Imaging of the inner ear was performed with a 3-inch-diameter flexible circular surface coil positioned over the external auditory meatus by means of a flexible-arm coil holder. A series of T2-weighted volume acquisitions was obtained. Common imaging parameters are shown in Table 1. The effect of varying the ETL was investigated in volunteers 1 and 2. The restrictions on TE and field of view (FOV) of increasing the ETL are given in Table 2. After completing this study, the effect of varying the voxel volume was investigated in the remaining six subjects (volunteers 3–8) using a fixed ETL of 45. The effective voxel sizes used in this experiment are shown in Table 3. The image data from the six volunteers formed the basis for all assessments of image quality and comparisons of visualization techniques.
Data Visualization
Visualization Techniques
Images were transferred to an independent workstation (Sun Microsystems, SPARC 20) and data visualization was performed using the Application Visualization System (AVS 5, AVS/Uniras, Copenhagen, Denmark) software package. Data were prepared by interactive cropping of the image volume to include only the inner ear structures in order to reduce the processing time required to the minimum possible in each case. Volume visualization was performed using the following four methods: 1) the maximum intensity projection (MIP) algorithm, 2) the ray-casting technique with voxel opacity adjusted to allow transparency of the data block, 3) the ray-casting technique with opaque voxels to produce a surface rendering, and 4) the isosurface rendering technique using Lorenson's marching cubes algorithm (14).
To enable direct comparison of the visualization techniques, 3D images of the cochlea were produced from each data set from volunteers 3 through 8 (n = 36). All visualization techniques were used to produce a standard projection to show the inner ear structures. Standardized threshold values of 65% of peak vestibular endolymph signal intensity were selected for methods 3 and 4 (vide infra).
Measurements and Statistics
Effect of Voxel Size on Image Quality
The inherent image contrast on the primary images was calculated objectively for each scan. Measurements of signal intensity were made following transfer of images to a viewing console (Easy Vision, Philips Medical Systems). Measurements of pixel intensity (mean and SD) were taken from the vestibule and from an adjacent area of bone using a standard circular 50-pixel region of interest. Image contrast (C) was calculated as where C = image contrast, Vest = mean pixel intensity from the vestibule, sdvest = SD of pixel intensities from the vestibule, bone = mean pixel intensity from bone, and sdbone = SD of pixel intensities from bone.
In addition, two experienced neuroradiologists assessed all primary images and reconstructions from volunteers 3 through 8. Image quality was scored on a simple subjective scale as 1 = nondiagnostic, 2 = poor, 3 = acceptable, 4 = good, and 5 = excellent.

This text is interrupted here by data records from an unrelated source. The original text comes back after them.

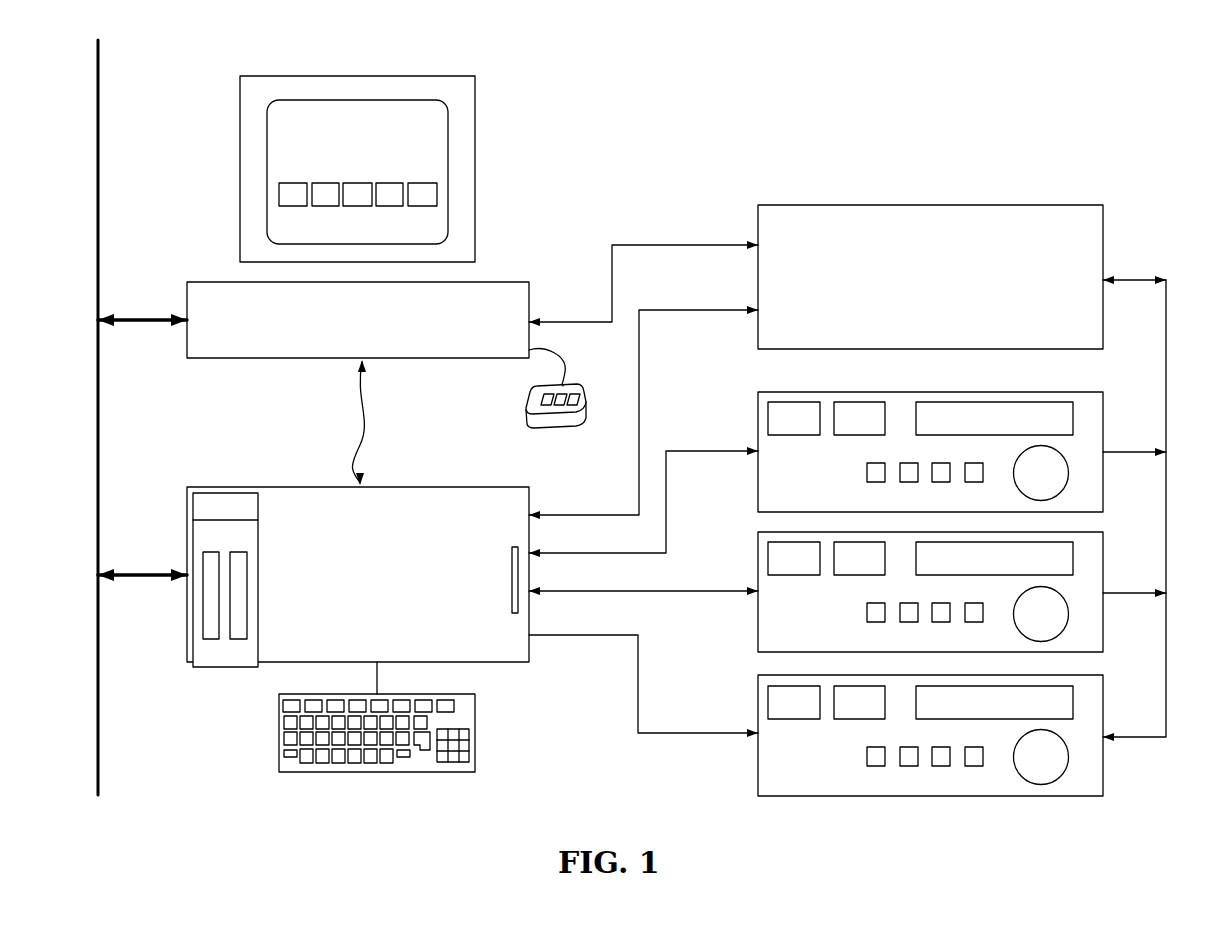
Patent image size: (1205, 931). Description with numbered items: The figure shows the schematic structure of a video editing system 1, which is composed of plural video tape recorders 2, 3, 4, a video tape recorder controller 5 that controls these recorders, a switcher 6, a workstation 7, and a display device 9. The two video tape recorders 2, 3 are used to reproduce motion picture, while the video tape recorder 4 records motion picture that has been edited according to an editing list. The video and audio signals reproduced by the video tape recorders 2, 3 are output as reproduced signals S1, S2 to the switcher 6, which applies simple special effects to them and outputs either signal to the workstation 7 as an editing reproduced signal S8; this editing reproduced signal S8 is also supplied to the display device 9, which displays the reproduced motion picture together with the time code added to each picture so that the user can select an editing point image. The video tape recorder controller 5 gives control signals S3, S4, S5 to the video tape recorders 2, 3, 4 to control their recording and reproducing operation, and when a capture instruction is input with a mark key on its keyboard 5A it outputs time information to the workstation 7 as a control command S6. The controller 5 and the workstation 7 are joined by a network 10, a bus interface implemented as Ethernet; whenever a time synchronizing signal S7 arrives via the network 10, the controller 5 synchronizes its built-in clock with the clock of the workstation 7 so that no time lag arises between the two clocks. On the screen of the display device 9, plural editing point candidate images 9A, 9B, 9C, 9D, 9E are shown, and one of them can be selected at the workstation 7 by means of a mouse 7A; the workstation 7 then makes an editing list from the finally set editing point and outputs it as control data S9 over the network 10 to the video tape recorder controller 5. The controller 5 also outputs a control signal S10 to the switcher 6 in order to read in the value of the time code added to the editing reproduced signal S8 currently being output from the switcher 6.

The video editing system 1 is at (1156, 107).
The video tape recorder 2 is at (758, 403).
The video tape recorder 3 is at (758, 543).
The video tape recorder 4 is at (758, 776).
The video tape recorder controller 5 is at (279, 487).
The keyboard 5A is at (279, 727).
The switcher 6 is at (968, 205).
The workstation 7 is at (322, 360).
The mouse 7A is at (527, 398).
The display device 9 is at (475, 103).
The editing point candidate image 9A is at (293, 182).
The editing point candidate image 9B is at (323, 182).
The editing point candidate image 9C is at (358, 182).
The editing point candidate image 9D is at (387, 182).
The editing point candidate image 9E is at (423, 182).
The network 10 is at (98, 173).
The reproduced signal S1 is at (1130, 451).
The reproduced signal S2 is at (1130, 591).
The control signal S3 is at (708, 455).
The control signal S4 is at (700, 595).
The control signal S5 is at (660, 735).
The control command S6 is at (365, 422).
The time synchronizing signal S7 is at (146, 573).
The editing reproduced signal S8 is at (583, 317).
The control data S9 is at (148, 316).
The control signal S10 is at (700, 312).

Scores for primary images were assessed from hard copies taken from each scan protocol (Table 3) in the six volunteers at the level of the cochlear modiolus. Scores for volume visualization images were assigned for each rendering technique for each data set from the standard previously prepared projection viewed on the workstation console.
Interobserver agreement was assessed using Cohen's κ statistic with weighted estimations of κ. Subjective scores between groups were compared using Fisher's exact test for contingency tables (15).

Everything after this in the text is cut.